Christchurch mosque shooting survivor Farid Ahmed speaks to pupils of St Kevin’s College in...
Christchurch mosque shooting survivor Farid Ahmed speaks to pupils of St Kevin’s College in Oamaru yesterday. PHOTO: WYATT RYDER
A survivor of the Christchurch mosque shooting travelled to Oamaru to speak to pupils and explain how he managed to forgive the man who killed his wife.

Farid Ahmed was in a side room of Al Noor Mosque when a gunman opened fire in March 2019.

His wife Husna was in the main chambers.

He recounted the story piece by piece to about 50 pupils of St Kevins College yesterday, starting at the car ride to the mosque, to finding out his wife was dead and ending with the conversations he had with his 15-year-old daughter later that evening.

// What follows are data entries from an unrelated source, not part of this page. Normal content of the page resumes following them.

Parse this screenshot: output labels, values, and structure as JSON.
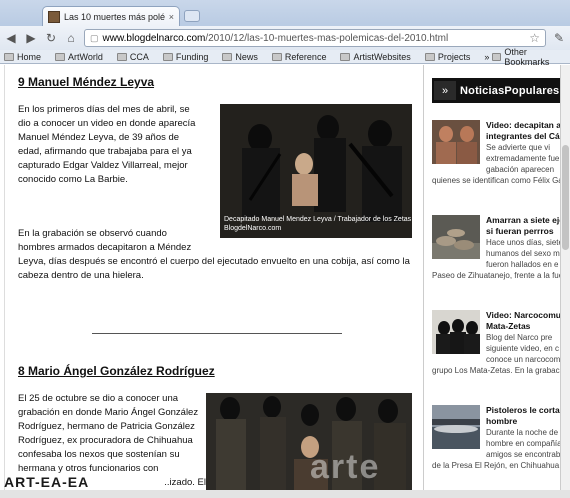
{
  "browser": {
    "tab_title": "Las 10 muertes más polémic",
    "tab_close": "×",
    "url_host": "www.blogdelnarco.com",
    "url_path": "/2010/12/las-10-muertes-mas-polemicas-del-2010.html",
    "bookmarks": [
      "Home",
      "ArtWorld",
      "CCA",
      "Funding",
      "News",
      "Reference",
      "ArtistWebsites",
      "Projects"
    ],
    "overflow": "»",
    "other_bookmarks": "Other Bookmarks"
  },
  "article": {
    "entry9": {
      "title": "9 Manuel Méndez Leyva",
      "para1": [
        "En los primeros días del mes de abril, se",
        "dio a conocer un video en donde aparecía",
        "Manuel Méndez Leyva, de 39 años de",
        "edad, afirmando que trabajaba para el ya",
        "capturado Edgar Valdez Villarreal, mejor",
        "conocido como La Barbie."
      ],
      "photo_caption1": "Decapitado Manuel Mendez Leyva / Trabajador de los Zetas",
      "photo_caption2": "BlogdelNarco.com",
      "para2": [
        "En la grabación se observó cuando",
        "hombres armados decapitaron a Méndez",
        "Leyva, días después se encontró el cuerpo del ejecutado envuelto en una cobija, así como la",
        "cabeza dentro de una hielera."
      ]
    },
    "entry8": {
      "title": "8 Mario Ángel González Rodríguez",
      "para1": [
        "El 25 de octubre se dio a conocer una",
        "grabación en donde Mario Ángel González",
        "Rodríguez, hermano de Patricia González",
        "Rodríguez, ex procuradora de Chihuahua",
        "confesaba los nexos que sostenían su",
        "hermana y otros funcionarios con",
        "..izado. El"
      ]
    }
  },
  "sidebar": {
    "title": "NoticiasPopulares",
    "posts": [
      {
        "title": [
          "Video: decapitan a d",
          "integrantes del Cárt"
        ],
        "desc": [
          "Se advierte que vi",
          "extremadamente fue",
          "gabación aparecen"
        ],
        "desc_full": "quienes se identifican como Félix Ga"
      },
      {
        "title": [
          "Amarran a siete eje",
          "si fueran perrros"
        ],
        "desc": [
          "Hace unos días, siete",
          "humanos del sexo m",
          "fueron hallados en e"
        ],
        "desc_full": "Paseo de Zihuatanejo, frente a la fue"
      },
      {
        "title": [
          "Video: Narcocomun",
          "Mata-Zetas"
        ],
        "desc": [
          "Blog del Narco pre",
          "siguiente video, en c",
          "conoce un narcocom"
        ],
        "desc_full": "grupo Los Mata-Zetas. En la grabaci"
      },
      {
        "title": [
          "Pistoleros le cortan",
          "hombre"
        ],
        "desc": [
          "Durante la noche de",
          "hombre en compañía",
          "amigos se encontrab"
        ],
        "desc_full": "de la Presa El Rejón, en Chihuahua c"
      }
    ]
  },
  "watermarks": {
    "center": "arte",
    "left": "ART-EA-EA"
  },
  "colors": {
    "sidebar_head": "#111111",
    "text": "#111111"
  }
}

The main thing he wanted the pupils to take away from the meeting?

"They should be compassionate."

Every person on Earth shared a familial bond as humans, regardless of religion or race, he said.

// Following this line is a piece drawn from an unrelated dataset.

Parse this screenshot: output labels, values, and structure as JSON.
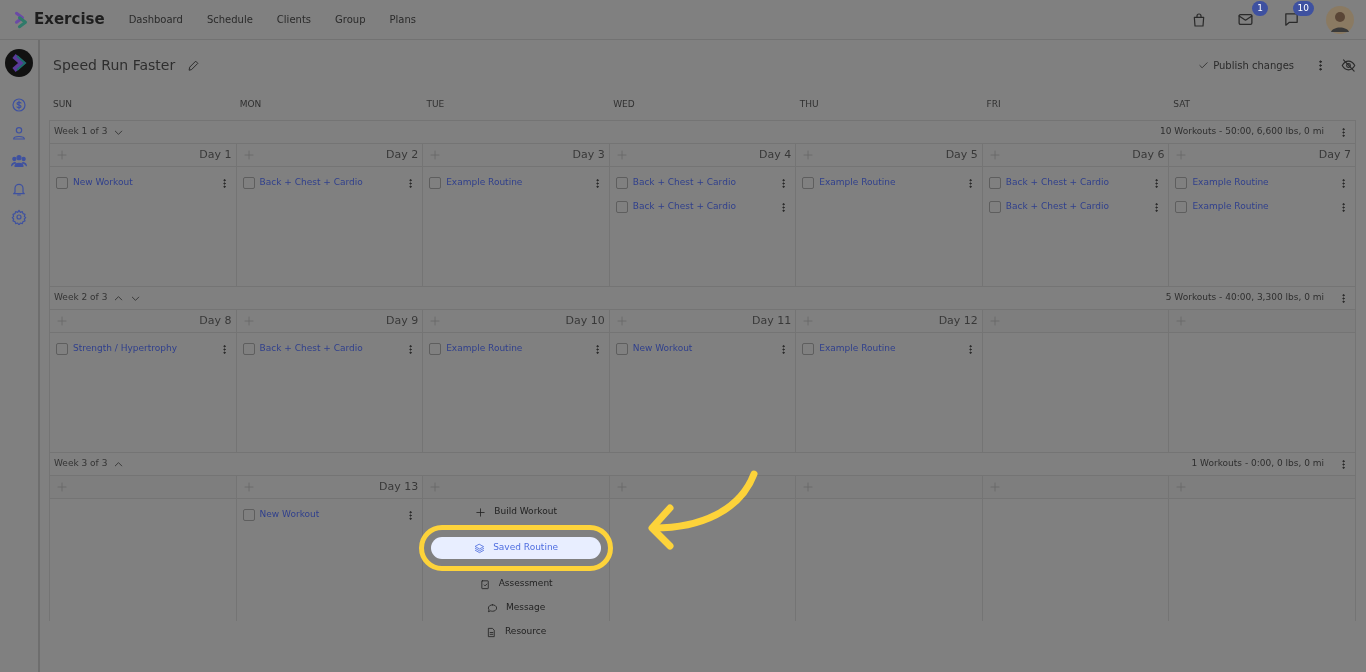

He could have held on to the hate and depression after his wife was killed, but felt it was more important to let it go and live with a clean heart.

He and his daughter still cried over the loss of Husna, but it was not out of anger or despair, but out of "natural love" for her.

It is not the first time he has forgiven somebody who had changed his life forever.

Mr Ahmed has used a wheelchair for more than 20 years after he was hit by a drunk driver.

"Physically, it was very tough, but in my heart I felt very happy."

He was alive and that was something to thank God for, he said.

"Life is not a bed of roses.

"If you focus on the negatives, life will be tough.

"It will have ups and it will have downs.

"All you are to do is try maintain your balance."

He had faith the younger generation would take his message to heart, as he had already seen the compassion they were capable of.

After the mosque attack, he was sent letters and cards from primary school pupils all over New Zealand and he had seen fundraisers held by them.

Just as New Zealanders wanted to be the best in the world at rugby or cricket, he challenged the pupils to try make it the No 1 country in the world in compassion.